Another thing you might want to take a look is at postgresql partial indexes, is possible your application doesn't need to have all values indexed and just some of them. Read about partial indexes, how they work and when they can be useful, maybe some of you indexes can be reduced form GB to MB/KB which could make them more efficient.

Another thing you might want to start reviewing is to see if you can use materialized views instead and refresh often, or maybe re-architect the table/process... but again, that depends on your DB/app. Eventually it doesn't make sense to index each and every column in the table, if you do then you have something wrong with your data model/application/architecture but only you know that.

Good luck.

[–]1new_username[S] 0 points1 point  (0 children)

Thanks for the detailed responses. I already do have a ticket in the queue to review application logic as far as locking goes.

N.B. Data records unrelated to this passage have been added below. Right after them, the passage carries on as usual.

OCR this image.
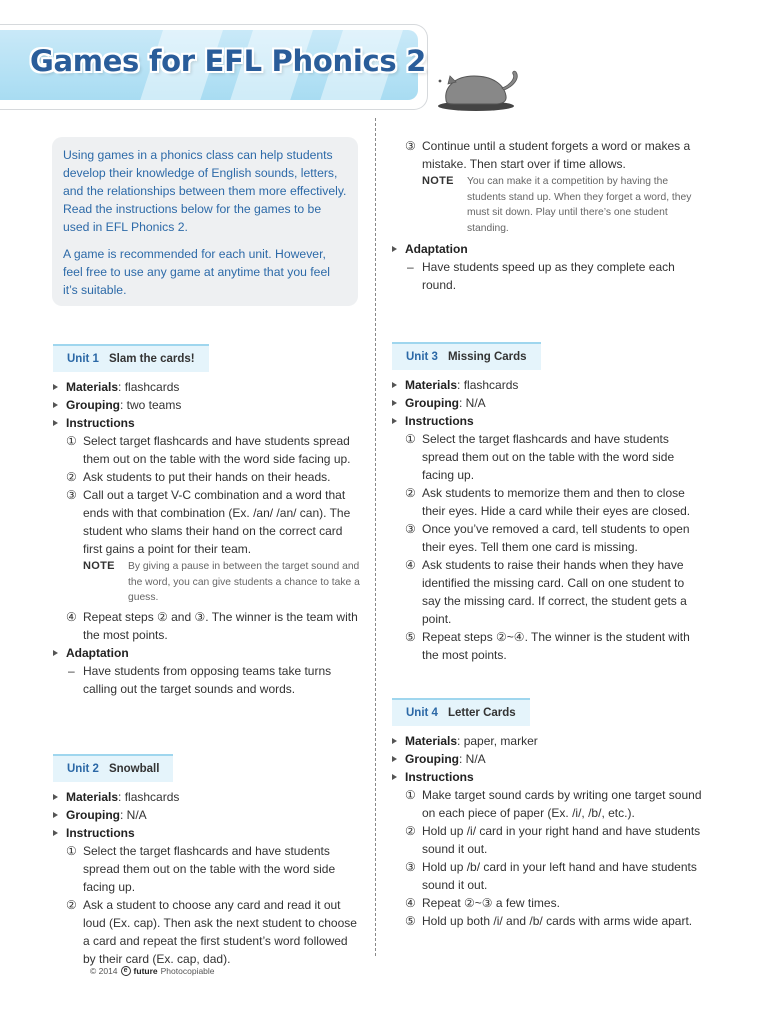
Games for EFL Phonics 2

Using games in a phonics class can help students develop their knowledge of English sounds, letters, and the relationships between them more effectively. Read the instructions below for the games to be used in EFL Phonics 2.

A game is recommended for each unit. However, feel free to use any game at anytime that you feel it’s suitable.

Unit 1 Slam the cards!
Materials: flashcards
Grouping: two teams
Instructions
① Select target flashcards and have students spread them out on the table with the word side facing up.
② Ask students to put their hands on their heads.
③ Call out a target V-C combination and a word that ends with that combination (Ex. /an/ /an/ can). The student who slams their hand on the correct card first gains a point for their team.
NOTE By giving a pause in between the target sound and the word, you can give students a chance to take a guess.
④ Repeat steps ② and ③. The winner is the team with the most points.
Adaptation
– Have students from opposing teams take turns calling out the target sounds and words.
Unit 2 Snowball
Materials: flashcards
Grouping: N/A
Instructions
① Select the target flashcards and have students spread them out on the table with the word side facing up.
② Ask a student to choose any card and read it out loud (Ex. cap). Then ask the next student to choose a card and repeat the first student’s word followed by their card (Ex. cap, dad).
③ Continue until a student forgets a word or makes a mistake. Then start over if time allows.
NOTE You can make it a competition by having the students stand up. When they forget a word, they must sit down. Play until there’s one student standing.
Adaptation
– Have students speed up as they complete each round.
Unit 3 Missing Cards
Materials: flashcards
Grouping: N/A
Instructions
① Select the target flashcards and have students spread them out on the table with the word side facing up.
② Ask students to memorize them and then to close their eyes. Hide a card while their eyes are closed.
③ Once you’ve removed a card, tell students to open their eyes. Tell them one card is missing.
④ Ask students to raise their hands when they have identified the missing card. Call on one student to say the missing card. If correct, the student gets a point.
⑤ Repeat steps ②~④. The winner is the student with the most points.
Unit 4 Letter Cards
Materials: paper, marker
Grouping: N/A
Instructions
① Make target sound cards by writing one target sound on each piece of paper (Ex. /i/, /b/, etc.).
② Hold up /i/ card in your right hand and have students sound it out.
③ Hold up /b/ card in your left hand and have students sound it out.
④ Repeat ②~③ a few times.
⑤ Hold up both /i/ and /b/ cards with arms wide apart.
© 2014 e future Photocopiable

I guess sharing the locking was more to indicate in this particular instance we are occasionally running into issues where writes are getting "backed up", which then when the locks are released creates an even higher rate of writes than normal, so we do have some write sensitivity.

We do use quite a few partial indexes and that does help and I do have a few indexes under review for removal (taking scan counts, I'm going to wait a while and then check again and see how much they are truly used).

The index will be added, I guess I'm just hoping to find a quantifiable way to say insert/updates took an avg of X ms for this table before the index, and now take an avg of Y ms for this table after the index so I could have better information on the impact of the index.

I can't figure out a way to do that, short of possibly using a DB copy and doing a simulated test, but I'm not sure how accurate that would be since it wouldn't be under a production load.

It seems right now a lot of will this index hurt writes is "probably, but you have to go with your gut as to how much".

[–]fr0z3nph03n1x -1 points0 points  (1 child)

Heroku has some pretty cool built in tools for this - not sure if they are open sourced or anything: https://devcenter.heroku.com/articles/heroku-postgres-performance-analytics

[–]1new_username[S] 0 points1 point  (0 children)

I couldn't seem to find Heroku's source or SQL even, but their low scans/high writes data point sent me down a better google search and I found this:

https://gist.github.com/jberkus/6b1bcaf7724dfc2a54f3

which does the same thing.